Li Junzi écouta en silence, puis demanda :

« Et qu'en penses-tu maintenant ? »

Lin Luoyu baissa la voix : « Je devrais continuer à étudier. »

« Est-ce pour les principes, ou pour moi ? » insista Li Junzi.

Lin Luoyu hésita avant de répondre : « Au bout du compte, on étudie pour soi-même. »

Li Junzi pouffa légèrement, se levant pour tapoter la tête de Lin Luoyu :

« Tu as raison. Alors si tu veux partir, pars. Ton maître te soutient. »

« Mais Maître — » Lin Luoyu tenta de parler, mais Li Junzi secoua doucement la tête.

Li Junzi taquina : « Maintenant que tu as trouvé une voie que tu souhaites emprunter, il est temps pour moi de lire les livres que je dois lire. »

Les mots de Lin Luoyu restèrent coincés dans sa gorge.

Li Junzi se leva, récupéra une lettre sur l'étagère et la posa devant Lin Luoyu.

« Cette secte est plus loin, mais j'ai des relations là-bas. Que tu choisisses la cité de Yuzhou ou la secte de cette lettre, vas-y et fais ce que tu veux. »

Le nez de Lin Luoyu piqua — elle supportait encore moins de se séparer de Li Junzi à présent.

Li Junzi lui ébouriffa les cheveux :

« Grande, et qui pleure encore comme une gamine — tes yeux rougissent. »

« Maître ment », enfouit son visage Lin Luoyu.

Li Junzi l'étreignit doucement : « Je ne mens pas. La première fois que je t'ai vue, tu pleurais — et c'était un vilain pleur. »

« Si tu ne souhaites pas devenir un Sage Second, alors ton maître l'atteindra à ta place. Lin Luoyu n'a qu'à être Lin Luoyu. »

Li Junzi lui tapa doucement dans le dos.

Lin Luoyu ne sut que répondre.

Li Junzi la relâcha, étudia son expression avant de se diriger vers le bureau. Elle prit un pinceau et une feuille de papier.

Elle voulait écrire.

Lin Luoyu avait foulé la voie confucéenne sur une brise — il convenait donc de la renvoyer sur une brise également.

Li Junzi calma sa respiration, concentra son esprit en levant le pinceau. Pourtant, le premier caractère, « Qing » (brise), la bloqua. Quel que soit son effort, elle ne parvint qu'à trois points.

Nul ne sut ce que Li Junzi avait pensé pendant ces moments à fixer les arbres — peut-être pas même elle-même.

Mais le cœur ne ment pas.

Jadis lettrée confucéenne proche du stade de Grand Confucien, Li Junzi ne parvenait maintenant même pas à écrire « brise » — chose qu'un lettré du stade du Pinceau Tenant maîtrise.

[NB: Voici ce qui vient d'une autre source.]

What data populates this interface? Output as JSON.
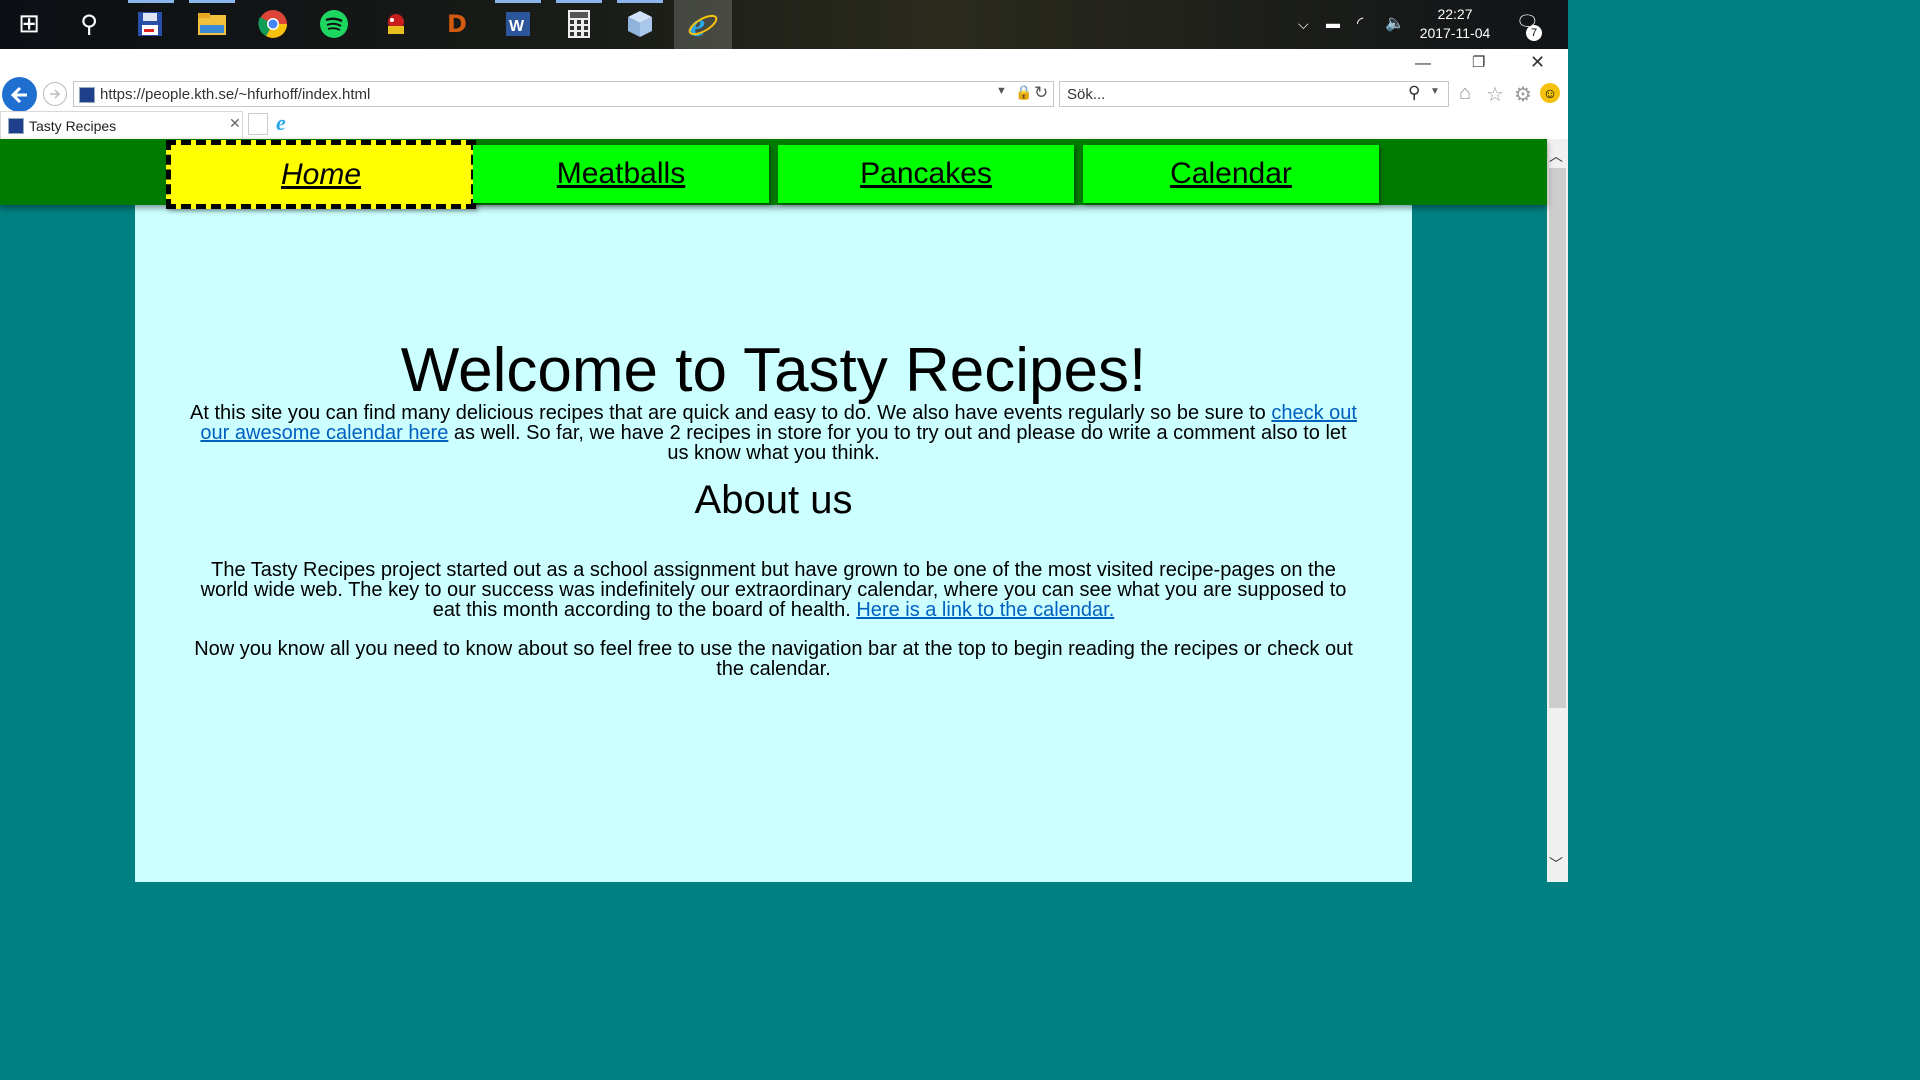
{
  "taskbar": {
    "icons": [
      {
        "name": "windows-start-icon",
        "glyph": "⊞"
      },
      {
        "name": "search-icon",
        "glyph": "⚲"
      },
      {
        "name": "floppy-app-icon",
        "glyph": "💾"
      },
      {
        "name": "file-explorer-icon",
        "glyph": "📁"
      },
      {
        "name": "chrome-icon",
        "glyph": "◉"
      },
      {
        "name": "spotify-icon",
        "glyph": "≋"
      },
      {
        "name": "game-app-icon",
        "glyph": "✦"
      },
      {
        "name": "diablo-icon",
        "glyph": "D"
      },
      {
        "name": "word-icon",
        "glyph": "W"
      },
      {
        "name": "calculator-icon",
        "glyph": "▦"
      },
      {
        "name": "cube-app-icon",
        "glyph": "◆"
      },
      {
        "name": "internet-explorer-icon",
        "glyph": "e"
      }
    ],
    "time": "22:27",
    "date": "2017-11-04",
    "notifications": "7"
  },
  "browser": {
    "url": "https://people.kth.se/~hfurhoff/index.html",
    "search_placeholder": "Sök...",
    "tab_title": "Tasty Recipes"
  },
  "nav": {
    "home": "Home",
    "meatballs": "Meatballs",
    "pancakes": "Pancakes",
    "calendar": "Calendar"
  },
  "page": {
    "title": "Welcome to Tasty Recipes!",
    "intro_before": "At this site you can find many delicious recipes that are quick and easy to do. We also have events regularly so be sure to ",
    "intro_link": "check out our awesome calendar here",
    "intro_after": " as well. So far, we have 2 recipes in store for you to try out and please do write a comment also to let us know what you think.",
    "about_heading": "About us",
    "about_before": "The Tasty Recipes project started out as a school assignment but have grown to be one of the most visited recipe-pages on the world wide web. The key to our success was indefinitely our extraordinary calendar, where you can see what you are supposed to eat this month according to the board of health. ",
    "about_link": "Here is a link to the calendar.",
    "closing": "Now you know all you need to know about so feel free to use the navigation bar at the top to begin reading the recipes or check out the calendar."
  },
  "colors": {
    "nav_bg": "#007b00",
    "nav_item": "#00ff00",
    "nav_active": "#ffff00",
    "page_bg": "#008080",
    "content_bg": "#ccffff"
  }
}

Ou peut-être, à cet instant, n'était-elle même plus au stade du Pinceau Tenant.

Pourtant, Li Junzi ne ressentit nul chagrin. Cela signifiait seulement qu'une fois de plus, elle avait bien choisi.

Rester était un choix, la laisser partir en était un autre.

Si l'on ne peut écrire la douce brise, alors on n'a pas à écrire du tout.

Li Junzi leva son pinceau et le balaya sur le papier, traçant deux caractères hardis — Haoran (Vaste et Droit).

Elle contempla les mots et esquissa un faible sourire, tendant la main pour saisir la feuille en apparence ordinaire.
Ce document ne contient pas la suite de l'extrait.